With the increased rest and decreased pain, I was a much better pusher the second time around as well. I asked for a mirror so I could see the baby’s head and seeing the progress I was making really helped motivate me.
1:31 p.m. Saturday, July 1
Although it seemed slow at first, and I began to tire about halfway through the second pushing stage, everything went very quickly at the end as we watched the head crown and saw the baby born. At 1:31 p.m. we gave birth to a beautiful baby girl!

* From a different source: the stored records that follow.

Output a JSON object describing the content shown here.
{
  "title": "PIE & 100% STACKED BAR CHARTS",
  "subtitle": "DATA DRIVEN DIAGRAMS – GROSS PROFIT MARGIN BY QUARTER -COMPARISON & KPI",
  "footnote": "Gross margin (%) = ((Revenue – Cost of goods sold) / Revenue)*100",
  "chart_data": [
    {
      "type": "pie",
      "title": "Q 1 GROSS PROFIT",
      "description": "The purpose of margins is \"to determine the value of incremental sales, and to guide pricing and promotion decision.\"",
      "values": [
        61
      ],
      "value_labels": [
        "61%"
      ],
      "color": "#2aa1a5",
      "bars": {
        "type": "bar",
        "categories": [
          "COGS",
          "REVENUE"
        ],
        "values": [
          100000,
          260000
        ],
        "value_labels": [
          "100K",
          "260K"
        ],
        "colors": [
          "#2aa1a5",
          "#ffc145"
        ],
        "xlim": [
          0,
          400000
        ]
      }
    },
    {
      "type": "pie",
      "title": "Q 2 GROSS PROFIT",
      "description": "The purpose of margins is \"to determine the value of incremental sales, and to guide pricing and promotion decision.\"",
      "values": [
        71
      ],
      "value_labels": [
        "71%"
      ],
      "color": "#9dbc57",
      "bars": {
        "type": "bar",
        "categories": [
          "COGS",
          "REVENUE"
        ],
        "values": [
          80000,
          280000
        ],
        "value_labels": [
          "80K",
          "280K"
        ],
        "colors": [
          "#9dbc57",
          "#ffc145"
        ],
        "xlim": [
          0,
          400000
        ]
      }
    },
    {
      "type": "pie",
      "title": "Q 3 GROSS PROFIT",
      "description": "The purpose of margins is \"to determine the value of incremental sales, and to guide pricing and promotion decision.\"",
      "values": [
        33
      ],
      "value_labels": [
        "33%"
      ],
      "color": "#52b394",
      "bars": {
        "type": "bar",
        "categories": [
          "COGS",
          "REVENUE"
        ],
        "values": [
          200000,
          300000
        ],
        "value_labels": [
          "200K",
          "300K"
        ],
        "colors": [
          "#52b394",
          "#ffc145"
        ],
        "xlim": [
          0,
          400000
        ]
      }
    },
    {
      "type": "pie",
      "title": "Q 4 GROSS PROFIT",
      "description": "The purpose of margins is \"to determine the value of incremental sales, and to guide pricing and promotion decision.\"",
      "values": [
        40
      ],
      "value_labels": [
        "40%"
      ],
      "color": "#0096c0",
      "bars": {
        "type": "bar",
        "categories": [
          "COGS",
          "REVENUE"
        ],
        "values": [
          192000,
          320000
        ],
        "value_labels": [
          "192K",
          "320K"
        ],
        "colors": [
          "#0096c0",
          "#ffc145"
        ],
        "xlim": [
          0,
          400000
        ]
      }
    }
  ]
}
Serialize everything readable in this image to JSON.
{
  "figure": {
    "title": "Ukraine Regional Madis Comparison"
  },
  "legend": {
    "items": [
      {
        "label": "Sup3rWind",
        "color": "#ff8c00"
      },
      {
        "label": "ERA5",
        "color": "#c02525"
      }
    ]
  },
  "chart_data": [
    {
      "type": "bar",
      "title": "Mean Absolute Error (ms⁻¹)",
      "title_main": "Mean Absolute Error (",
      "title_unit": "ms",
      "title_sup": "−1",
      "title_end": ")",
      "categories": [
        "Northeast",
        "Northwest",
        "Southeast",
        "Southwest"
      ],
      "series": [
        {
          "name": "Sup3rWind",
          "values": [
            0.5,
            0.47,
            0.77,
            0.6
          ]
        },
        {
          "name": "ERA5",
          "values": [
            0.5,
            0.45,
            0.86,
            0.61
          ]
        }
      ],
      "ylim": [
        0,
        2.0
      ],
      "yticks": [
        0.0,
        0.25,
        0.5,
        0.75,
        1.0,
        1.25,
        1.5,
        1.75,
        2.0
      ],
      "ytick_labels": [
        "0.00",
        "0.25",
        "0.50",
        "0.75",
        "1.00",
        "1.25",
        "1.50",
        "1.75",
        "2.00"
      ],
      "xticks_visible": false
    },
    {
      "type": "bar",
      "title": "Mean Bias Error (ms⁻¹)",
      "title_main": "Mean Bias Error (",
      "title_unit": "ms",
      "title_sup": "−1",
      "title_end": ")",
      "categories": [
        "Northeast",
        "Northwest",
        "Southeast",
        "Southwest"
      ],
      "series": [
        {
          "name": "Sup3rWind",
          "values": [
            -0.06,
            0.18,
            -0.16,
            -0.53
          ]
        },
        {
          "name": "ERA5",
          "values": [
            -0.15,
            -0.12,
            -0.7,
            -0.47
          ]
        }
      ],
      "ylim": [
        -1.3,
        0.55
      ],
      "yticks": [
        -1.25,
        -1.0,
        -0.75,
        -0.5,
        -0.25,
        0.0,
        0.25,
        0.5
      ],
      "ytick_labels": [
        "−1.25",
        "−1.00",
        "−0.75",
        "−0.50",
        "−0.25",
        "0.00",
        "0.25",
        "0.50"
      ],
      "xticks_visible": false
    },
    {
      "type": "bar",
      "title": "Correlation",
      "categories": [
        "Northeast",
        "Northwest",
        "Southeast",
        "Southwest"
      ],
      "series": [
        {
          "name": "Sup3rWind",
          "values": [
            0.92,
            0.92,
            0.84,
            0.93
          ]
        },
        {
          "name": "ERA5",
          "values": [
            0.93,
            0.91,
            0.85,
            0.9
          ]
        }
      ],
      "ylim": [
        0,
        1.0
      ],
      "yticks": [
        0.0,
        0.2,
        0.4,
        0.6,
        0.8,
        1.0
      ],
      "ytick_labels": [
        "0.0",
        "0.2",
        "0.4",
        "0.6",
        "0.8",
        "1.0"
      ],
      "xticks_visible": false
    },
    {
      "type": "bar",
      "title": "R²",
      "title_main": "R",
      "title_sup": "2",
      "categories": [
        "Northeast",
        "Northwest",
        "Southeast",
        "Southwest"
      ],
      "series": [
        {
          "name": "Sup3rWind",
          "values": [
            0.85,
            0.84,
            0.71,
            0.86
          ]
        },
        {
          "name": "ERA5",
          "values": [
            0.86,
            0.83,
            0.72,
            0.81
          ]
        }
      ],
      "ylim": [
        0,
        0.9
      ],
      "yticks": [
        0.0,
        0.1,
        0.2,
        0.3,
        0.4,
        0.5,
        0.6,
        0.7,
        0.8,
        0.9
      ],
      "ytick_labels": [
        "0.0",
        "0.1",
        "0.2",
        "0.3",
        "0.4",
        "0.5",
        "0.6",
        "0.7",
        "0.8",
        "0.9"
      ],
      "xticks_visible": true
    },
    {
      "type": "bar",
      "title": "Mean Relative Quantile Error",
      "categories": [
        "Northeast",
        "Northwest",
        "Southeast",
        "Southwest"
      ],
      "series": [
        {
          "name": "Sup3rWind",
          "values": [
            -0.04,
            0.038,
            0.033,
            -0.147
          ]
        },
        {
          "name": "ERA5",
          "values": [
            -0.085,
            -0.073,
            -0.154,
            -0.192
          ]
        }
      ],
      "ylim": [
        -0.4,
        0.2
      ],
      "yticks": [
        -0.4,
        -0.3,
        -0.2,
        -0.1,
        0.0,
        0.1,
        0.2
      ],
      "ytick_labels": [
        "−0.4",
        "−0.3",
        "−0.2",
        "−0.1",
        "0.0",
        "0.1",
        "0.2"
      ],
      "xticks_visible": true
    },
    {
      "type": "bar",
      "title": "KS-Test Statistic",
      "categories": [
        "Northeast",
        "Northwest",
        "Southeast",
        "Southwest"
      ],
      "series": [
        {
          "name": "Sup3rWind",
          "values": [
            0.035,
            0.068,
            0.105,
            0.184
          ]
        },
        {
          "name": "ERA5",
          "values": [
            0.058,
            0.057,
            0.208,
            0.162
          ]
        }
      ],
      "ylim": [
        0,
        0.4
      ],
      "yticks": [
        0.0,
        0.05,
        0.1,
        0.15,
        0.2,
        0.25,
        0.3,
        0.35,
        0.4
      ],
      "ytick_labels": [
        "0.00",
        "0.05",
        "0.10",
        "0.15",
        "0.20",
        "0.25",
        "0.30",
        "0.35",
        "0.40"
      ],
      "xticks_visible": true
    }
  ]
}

Despite the deviations from our ideal plan, I felt that we had a very positive experience. We were involved in all the decision-making, and we both felt that we had really worked hard and tried all the alternatives before resorting to interventions. Fortunately, the interventions worked exactly the way they are supposed to – moving the labor along and preventing a C-section – rather than interrupting the normal course of labor and leading to one. After all that work to push her out, I had to believe that I could do it, and I did! That was the most satisfying part of all – knowing that I had pushed the baby out under my own power. It was really a great experience.
The doctors whisked Julia out, suctioned out the meconium, and kept her for observation for an hour to make sure she was in good health. Then they brought her back to the room and I fed her and the nurse started to do a bathing demonstration. Unfortunately she chose that moment to forget to breathe. “Newborn babies forget to breathe all the time,” said the nurse before sending Julia off to the special care unit, “this one just made the mistake of doing it in front of a nurse.” That got her 48 hours of observation in special care, but the neonatologists were clear that they weren’t concerned about her, they were just being cautious. And we visited her frequently and nursed her whenever she was hungry.
2:00 p.m. Monday, July 3
Julia was deemed perfectly healthy and was allowed to leave the hospital just shy of her 48 hour deadline. She is perfect and in perfect health!